The ailing Ayeyarwady
Born in Phaung Gyi village on an island near the shore of the Ayeyarwady River in Nyaung-U Township, just under 150 kilometers south-west of Mandalay, Ko Aung Zaw Oo feels agitated whenever he returns home.
He is now 43. Throughout his life, his village has moved five or six times due to landslides.
“The village our grandparents built had survived 20 to 30 years. I am now over 40, and over my lifetime I’ve seen our village move further down the river,” Ko Aung Zaw Oo, a tour guide who runs his own English language school in Bagan, said.
The 2210 kilometer-long Ayeyarwady river, the lifeline of the country, starts in the far reaches of Kachin’s hilly north and ends at the flat tidal plains in the delta region. The river has been the pivot for commodity trading for centuries.
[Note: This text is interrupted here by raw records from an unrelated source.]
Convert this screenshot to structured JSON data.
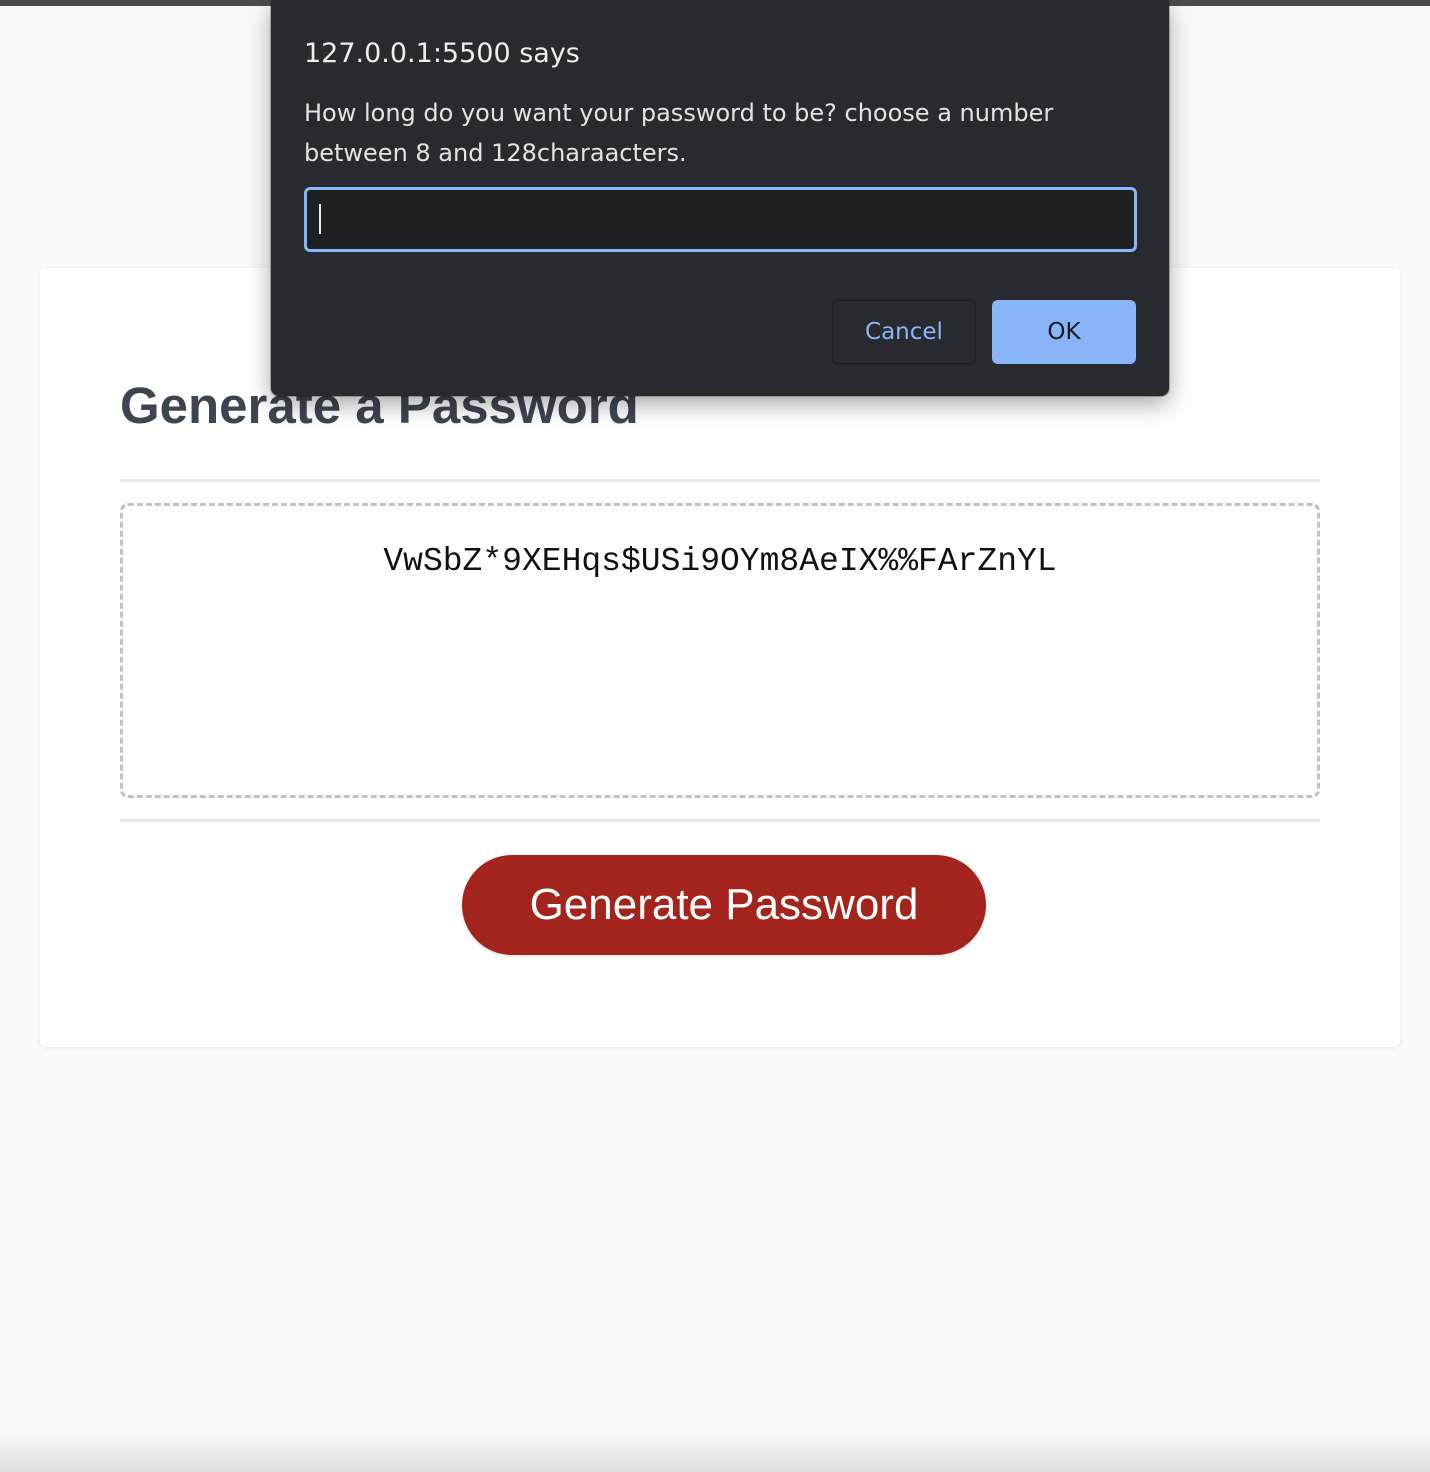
{
  "page": {
    "card_title": "Generate a Password",
    "password_output": "VwSbZ*9XEHqs$USi9OYm8AeIX%%FArZnYL",
    "generate_button_label": "Generate Password"
  },
  "dialog": {
    "origin": "127.0.0.1:5500 says",
    "message": "How long do you want your password to be? choose a number between 8 and 128charaacters.",
    "input_value": "",
    "cancel_label": "Cancel",
    "ok_label": "OK"
  },
  "colors": {
    "page_background": "#f9fafc",
    "card_background": "#ffffff",
    "title_text": "#3d4550",
    "generate_button": "#a3241c",
    "dialog_background": "#292a2f",
    "dialog_accent": "#8ab4f8"
  }
}
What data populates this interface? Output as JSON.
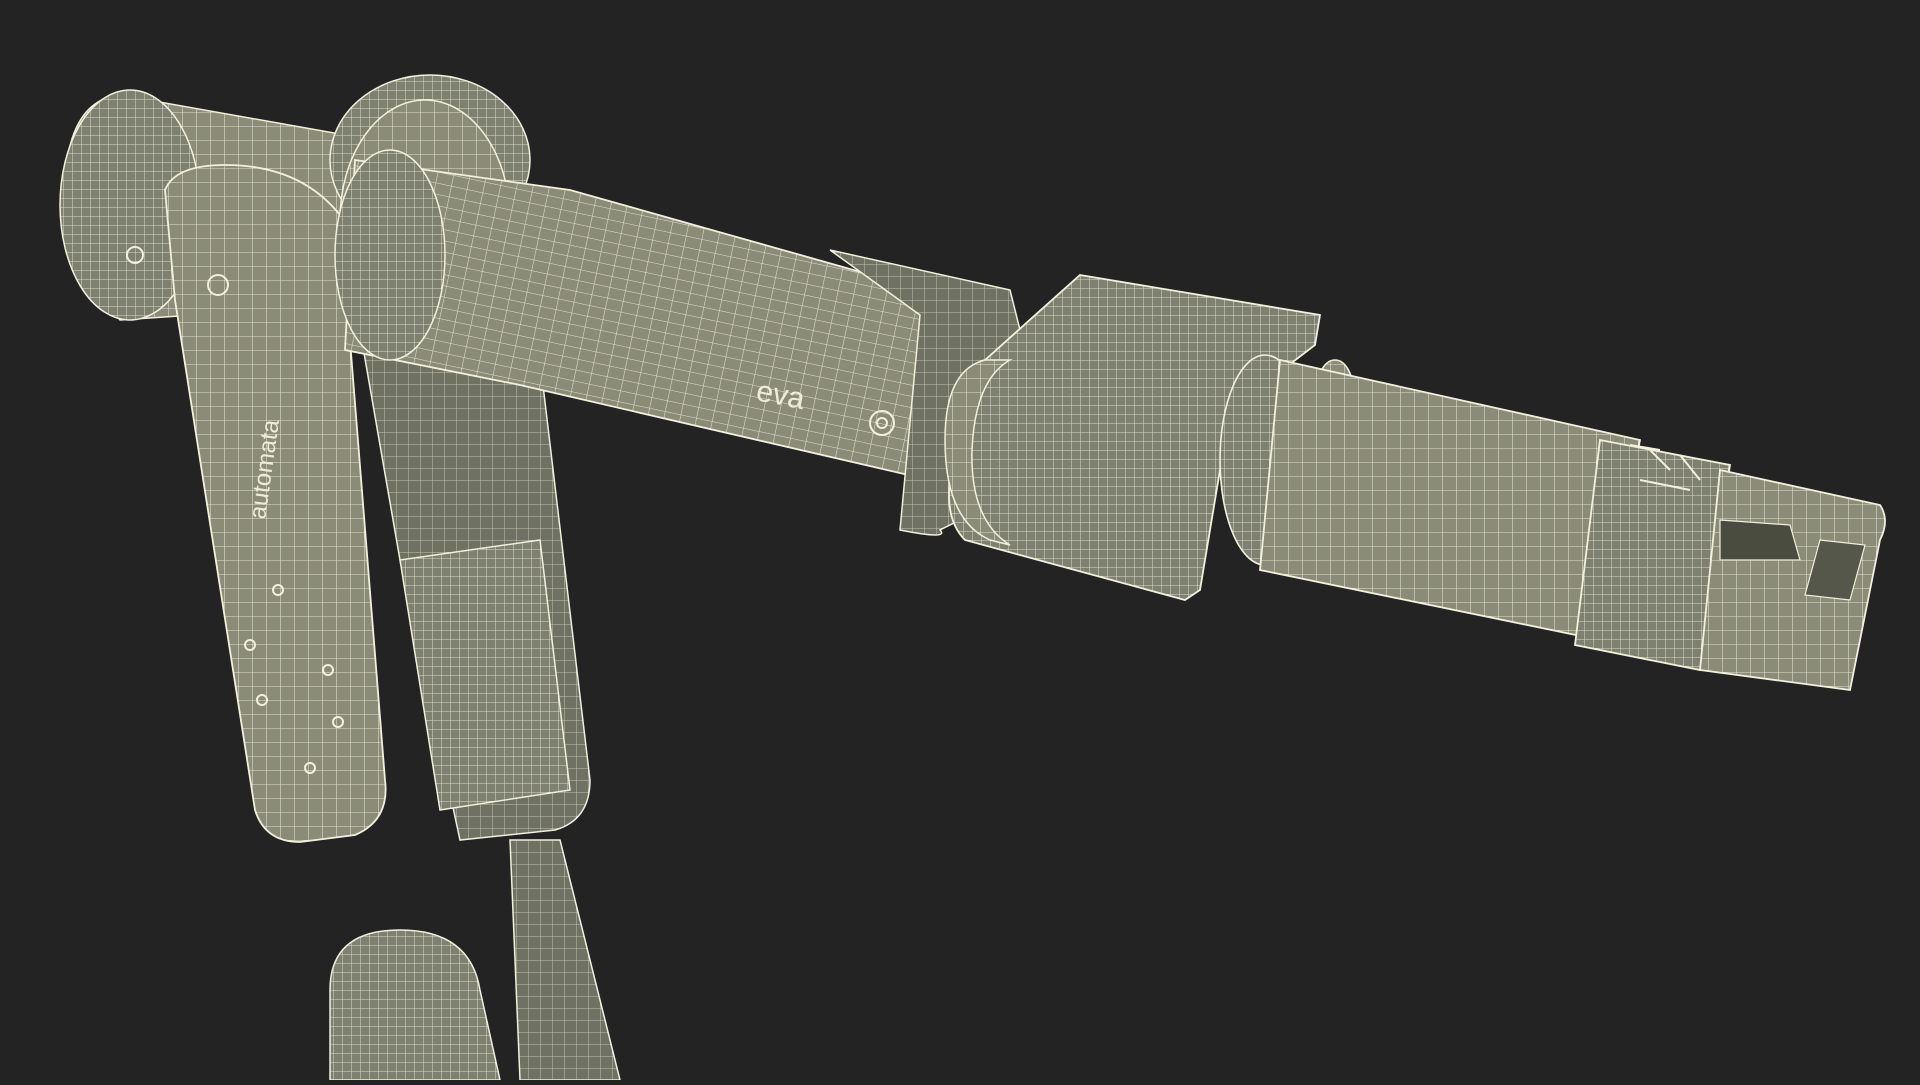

In the past, the river used to serve as a route for timber trade, and today is still home to an array of different flora and faunae– including the critically endangered Irrawaddy dolphin (so-named after the old spelling of the river).
However, hydropower development, deforestation, destructive fishing practices and climate change have threatened the health of the Ayeyarwady and its aquatic species.
Ko Aung Zaw Oo said that when the river was in good shape, all the islands used to flood in the rainy season. Around July, the villagers would migrate to wooden huts propped on top of stilts. As the water subsided the villagers grew peanuts in the best silty soils, resulting in large harvests for the dry season.
As the river ecosystem changed and the banks became drier, the soils were less fertile and crop yields also started declining.